Now, if you look at those patients, and this was an exploratory analysis which was done to make sure that we are not seeing any false signal in the HRR negative or HRR unknown cohort, we specifically looked at those patients who were HRR negative by prospective tumor tissue testing. We found that even this group of patients who were HRR negative by tumor tissue testing, there was a significant improvement in radiographic progression-free survival with enzalutamide with talazoparib, and there was a 34% reduction in risk of progression or death. There was a significant delay of chemotherapy, significant delay of progression or death on first subsequent therapy, there was a significant delay of deterioration of quality of life and global health status. So all those clinically meaningful endpoints were met, which were meaningful to our patients. Overall survival data are immature and right now hazard ratio is 0.89 favoring talazoparib plus enzalutamide.

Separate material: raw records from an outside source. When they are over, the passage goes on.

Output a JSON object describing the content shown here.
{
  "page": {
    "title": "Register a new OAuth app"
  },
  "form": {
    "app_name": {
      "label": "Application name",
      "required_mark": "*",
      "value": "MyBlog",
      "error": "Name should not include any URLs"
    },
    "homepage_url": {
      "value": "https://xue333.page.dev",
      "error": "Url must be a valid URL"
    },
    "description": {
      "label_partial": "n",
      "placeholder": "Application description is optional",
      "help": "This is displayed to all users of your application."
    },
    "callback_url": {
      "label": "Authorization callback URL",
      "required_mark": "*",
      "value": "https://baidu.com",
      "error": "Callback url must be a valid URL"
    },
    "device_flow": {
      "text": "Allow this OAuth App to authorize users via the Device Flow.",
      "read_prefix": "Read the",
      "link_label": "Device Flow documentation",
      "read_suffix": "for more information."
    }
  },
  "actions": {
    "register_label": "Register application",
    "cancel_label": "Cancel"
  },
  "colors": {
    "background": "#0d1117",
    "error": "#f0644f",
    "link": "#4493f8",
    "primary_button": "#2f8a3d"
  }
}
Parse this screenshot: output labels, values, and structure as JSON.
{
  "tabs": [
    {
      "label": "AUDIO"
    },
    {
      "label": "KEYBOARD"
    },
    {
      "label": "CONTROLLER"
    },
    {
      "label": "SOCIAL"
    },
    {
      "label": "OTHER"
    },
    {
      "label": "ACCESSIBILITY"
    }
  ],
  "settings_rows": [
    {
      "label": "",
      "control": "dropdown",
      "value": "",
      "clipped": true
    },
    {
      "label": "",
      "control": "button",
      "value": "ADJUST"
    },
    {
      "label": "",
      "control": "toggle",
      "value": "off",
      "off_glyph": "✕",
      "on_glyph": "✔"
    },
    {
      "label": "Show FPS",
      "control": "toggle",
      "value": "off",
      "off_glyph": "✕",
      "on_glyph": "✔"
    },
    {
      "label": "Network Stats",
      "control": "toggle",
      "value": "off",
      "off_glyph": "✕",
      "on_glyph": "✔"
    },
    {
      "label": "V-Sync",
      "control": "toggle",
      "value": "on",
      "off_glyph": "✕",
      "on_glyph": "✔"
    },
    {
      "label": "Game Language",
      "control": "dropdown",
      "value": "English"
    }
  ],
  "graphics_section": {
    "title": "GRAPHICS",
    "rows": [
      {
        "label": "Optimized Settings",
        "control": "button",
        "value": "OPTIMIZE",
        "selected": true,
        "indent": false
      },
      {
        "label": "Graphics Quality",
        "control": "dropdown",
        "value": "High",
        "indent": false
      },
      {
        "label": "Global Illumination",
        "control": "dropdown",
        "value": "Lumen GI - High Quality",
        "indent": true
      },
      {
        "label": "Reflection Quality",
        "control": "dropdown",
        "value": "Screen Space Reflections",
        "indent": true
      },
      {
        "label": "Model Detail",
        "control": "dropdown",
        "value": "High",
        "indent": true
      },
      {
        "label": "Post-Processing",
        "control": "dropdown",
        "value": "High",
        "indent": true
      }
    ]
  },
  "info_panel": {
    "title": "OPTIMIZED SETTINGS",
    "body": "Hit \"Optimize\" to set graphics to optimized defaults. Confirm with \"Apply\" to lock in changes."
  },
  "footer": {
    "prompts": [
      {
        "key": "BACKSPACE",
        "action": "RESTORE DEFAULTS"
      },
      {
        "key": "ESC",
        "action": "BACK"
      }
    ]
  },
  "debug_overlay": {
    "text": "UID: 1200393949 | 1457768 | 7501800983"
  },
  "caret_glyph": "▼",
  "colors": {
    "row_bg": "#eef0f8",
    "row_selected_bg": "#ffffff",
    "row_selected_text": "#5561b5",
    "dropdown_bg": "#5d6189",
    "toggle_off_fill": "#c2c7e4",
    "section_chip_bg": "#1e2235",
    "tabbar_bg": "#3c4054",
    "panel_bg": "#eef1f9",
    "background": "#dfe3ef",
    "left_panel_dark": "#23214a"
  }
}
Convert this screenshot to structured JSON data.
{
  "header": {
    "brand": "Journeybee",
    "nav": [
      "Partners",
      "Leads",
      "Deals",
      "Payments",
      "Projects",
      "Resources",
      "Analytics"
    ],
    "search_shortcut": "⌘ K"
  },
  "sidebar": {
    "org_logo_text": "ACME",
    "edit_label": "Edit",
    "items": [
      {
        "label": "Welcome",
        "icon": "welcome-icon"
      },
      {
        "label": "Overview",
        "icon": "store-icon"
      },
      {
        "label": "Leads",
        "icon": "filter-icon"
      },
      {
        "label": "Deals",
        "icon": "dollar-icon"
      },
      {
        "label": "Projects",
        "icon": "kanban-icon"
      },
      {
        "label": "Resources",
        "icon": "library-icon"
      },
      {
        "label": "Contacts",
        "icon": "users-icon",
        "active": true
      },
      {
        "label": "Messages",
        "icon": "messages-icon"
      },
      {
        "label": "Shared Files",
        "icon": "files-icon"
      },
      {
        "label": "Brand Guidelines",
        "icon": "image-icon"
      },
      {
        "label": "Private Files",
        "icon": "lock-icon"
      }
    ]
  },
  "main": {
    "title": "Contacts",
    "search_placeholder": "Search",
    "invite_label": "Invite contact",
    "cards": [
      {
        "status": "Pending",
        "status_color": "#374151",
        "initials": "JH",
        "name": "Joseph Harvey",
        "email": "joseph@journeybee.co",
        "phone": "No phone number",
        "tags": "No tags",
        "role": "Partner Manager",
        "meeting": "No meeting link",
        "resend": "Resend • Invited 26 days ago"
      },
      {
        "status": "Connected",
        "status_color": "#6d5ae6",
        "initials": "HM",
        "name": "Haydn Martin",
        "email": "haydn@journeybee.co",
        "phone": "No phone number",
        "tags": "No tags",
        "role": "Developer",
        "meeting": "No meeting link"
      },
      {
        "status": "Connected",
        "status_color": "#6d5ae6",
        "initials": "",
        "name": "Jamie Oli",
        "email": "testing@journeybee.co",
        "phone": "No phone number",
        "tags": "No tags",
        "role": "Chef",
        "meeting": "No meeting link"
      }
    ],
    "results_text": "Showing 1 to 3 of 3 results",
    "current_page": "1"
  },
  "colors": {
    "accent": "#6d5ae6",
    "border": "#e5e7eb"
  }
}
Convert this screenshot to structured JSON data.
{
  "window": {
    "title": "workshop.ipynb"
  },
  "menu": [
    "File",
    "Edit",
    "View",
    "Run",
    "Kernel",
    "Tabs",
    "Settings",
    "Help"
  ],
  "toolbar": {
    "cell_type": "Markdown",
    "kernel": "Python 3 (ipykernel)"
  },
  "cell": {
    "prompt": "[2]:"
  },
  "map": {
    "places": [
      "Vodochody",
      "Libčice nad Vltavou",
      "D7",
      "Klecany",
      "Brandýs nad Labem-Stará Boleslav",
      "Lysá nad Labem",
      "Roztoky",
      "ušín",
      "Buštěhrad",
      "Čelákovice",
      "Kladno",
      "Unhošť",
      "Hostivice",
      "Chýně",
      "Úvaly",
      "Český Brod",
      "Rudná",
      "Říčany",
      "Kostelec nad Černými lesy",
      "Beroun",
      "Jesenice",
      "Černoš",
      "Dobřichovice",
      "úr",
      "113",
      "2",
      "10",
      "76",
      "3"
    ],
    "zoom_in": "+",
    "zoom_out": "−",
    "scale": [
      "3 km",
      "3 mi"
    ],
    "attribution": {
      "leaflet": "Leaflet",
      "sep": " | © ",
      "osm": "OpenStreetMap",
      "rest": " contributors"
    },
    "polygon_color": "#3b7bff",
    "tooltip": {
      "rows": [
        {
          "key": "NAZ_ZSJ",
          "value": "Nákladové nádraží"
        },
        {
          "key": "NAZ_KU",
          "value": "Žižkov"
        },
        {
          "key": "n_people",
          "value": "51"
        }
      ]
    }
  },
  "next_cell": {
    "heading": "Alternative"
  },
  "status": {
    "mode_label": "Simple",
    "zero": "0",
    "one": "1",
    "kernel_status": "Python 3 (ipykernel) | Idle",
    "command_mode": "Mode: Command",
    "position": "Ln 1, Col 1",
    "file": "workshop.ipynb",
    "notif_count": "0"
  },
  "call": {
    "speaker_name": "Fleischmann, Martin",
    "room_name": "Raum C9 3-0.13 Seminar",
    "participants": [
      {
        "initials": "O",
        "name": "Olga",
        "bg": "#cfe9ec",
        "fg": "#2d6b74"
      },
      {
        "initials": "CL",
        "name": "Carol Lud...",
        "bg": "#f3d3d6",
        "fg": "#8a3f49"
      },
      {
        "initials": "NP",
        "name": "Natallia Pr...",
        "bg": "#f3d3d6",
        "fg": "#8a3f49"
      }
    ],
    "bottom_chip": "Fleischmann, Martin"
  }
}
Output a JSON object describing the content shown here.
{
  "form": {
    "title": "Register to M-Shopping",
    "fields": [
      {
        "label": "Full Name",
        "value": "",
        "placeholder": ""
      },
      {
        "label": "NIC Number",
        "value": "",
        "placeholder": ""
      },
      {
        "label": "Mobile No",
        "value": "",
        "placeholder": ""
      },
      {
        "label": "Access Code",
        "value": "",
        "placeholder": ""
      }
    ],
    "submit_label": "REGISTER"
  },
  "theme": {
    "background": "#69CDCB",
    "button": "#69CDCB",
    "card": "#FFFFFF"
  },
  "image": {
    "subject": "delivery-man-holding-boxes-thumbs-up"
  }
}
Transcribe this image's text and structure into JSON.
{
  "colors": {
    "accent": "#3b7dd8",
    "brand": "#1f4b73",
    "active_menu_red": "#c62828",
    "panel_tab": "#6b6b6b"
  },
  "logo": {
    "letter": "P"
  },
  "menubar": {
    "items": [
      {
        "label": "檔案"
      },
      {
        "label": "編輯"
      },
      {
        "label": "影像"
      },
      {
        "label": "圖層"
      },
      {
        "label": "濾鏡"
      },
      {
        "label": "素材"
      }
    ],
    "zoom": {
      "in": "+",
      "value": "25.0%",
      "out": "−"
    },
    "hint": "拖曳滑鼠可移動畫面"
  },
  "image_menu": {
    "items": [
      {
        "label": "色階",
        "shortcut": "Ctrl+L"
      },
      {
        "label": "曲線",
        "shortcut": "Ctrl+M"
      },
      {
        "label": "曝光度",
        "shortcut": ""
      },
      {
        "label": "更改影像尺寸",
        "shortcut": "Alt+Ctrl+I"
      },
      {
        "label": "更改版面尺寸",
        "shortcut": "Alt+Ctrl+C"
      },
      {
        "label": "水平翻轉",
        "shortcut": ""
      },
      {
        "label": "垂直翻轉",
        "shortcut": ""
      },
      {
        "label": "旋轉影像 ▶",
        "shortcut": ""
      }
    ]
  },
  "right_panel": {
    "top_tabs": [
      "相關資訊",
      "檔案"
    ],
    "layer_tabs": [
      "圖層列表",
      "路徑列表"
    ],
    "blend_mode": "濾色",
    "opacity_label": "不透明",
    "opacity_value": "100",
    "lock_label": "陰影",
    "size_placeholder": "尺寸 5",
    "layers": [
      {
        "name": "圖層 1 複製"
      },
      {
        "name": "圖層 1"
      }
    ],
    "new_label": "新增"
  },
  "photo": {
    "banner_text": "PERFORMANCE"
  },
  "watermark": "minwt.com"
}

Regarding the side effects, most of them were cytopenias. Anemia was commonly present, but I would like to highlight that 49% of these patients had grade 1 or 2 anemia before actually starting any treatment at baseline. So, we saw anemia in 46% patients, which is grade 3 or 4, but these all happened in first three months, and protocol did not actually require dose reduction of talazoparib until anemia was grade 3 and 4 because so many patients had grade 1 and 2 anemia at baseline. But after patients reached grade 3/4 anemia, protocol required them to reduce the dose of talazoparib. After that, talazoparib was well tolerated and there was only 8% patients who had to discontinue because of anemia.
So, bottom line from this trial, we saw enzalutamide plus talazoparib significantly improving radiographic progression-free survival, along with meeting many other clinically relevant endpoints in this first-line mCRPC patient population, regardless of homologous recombination repair gene alterations.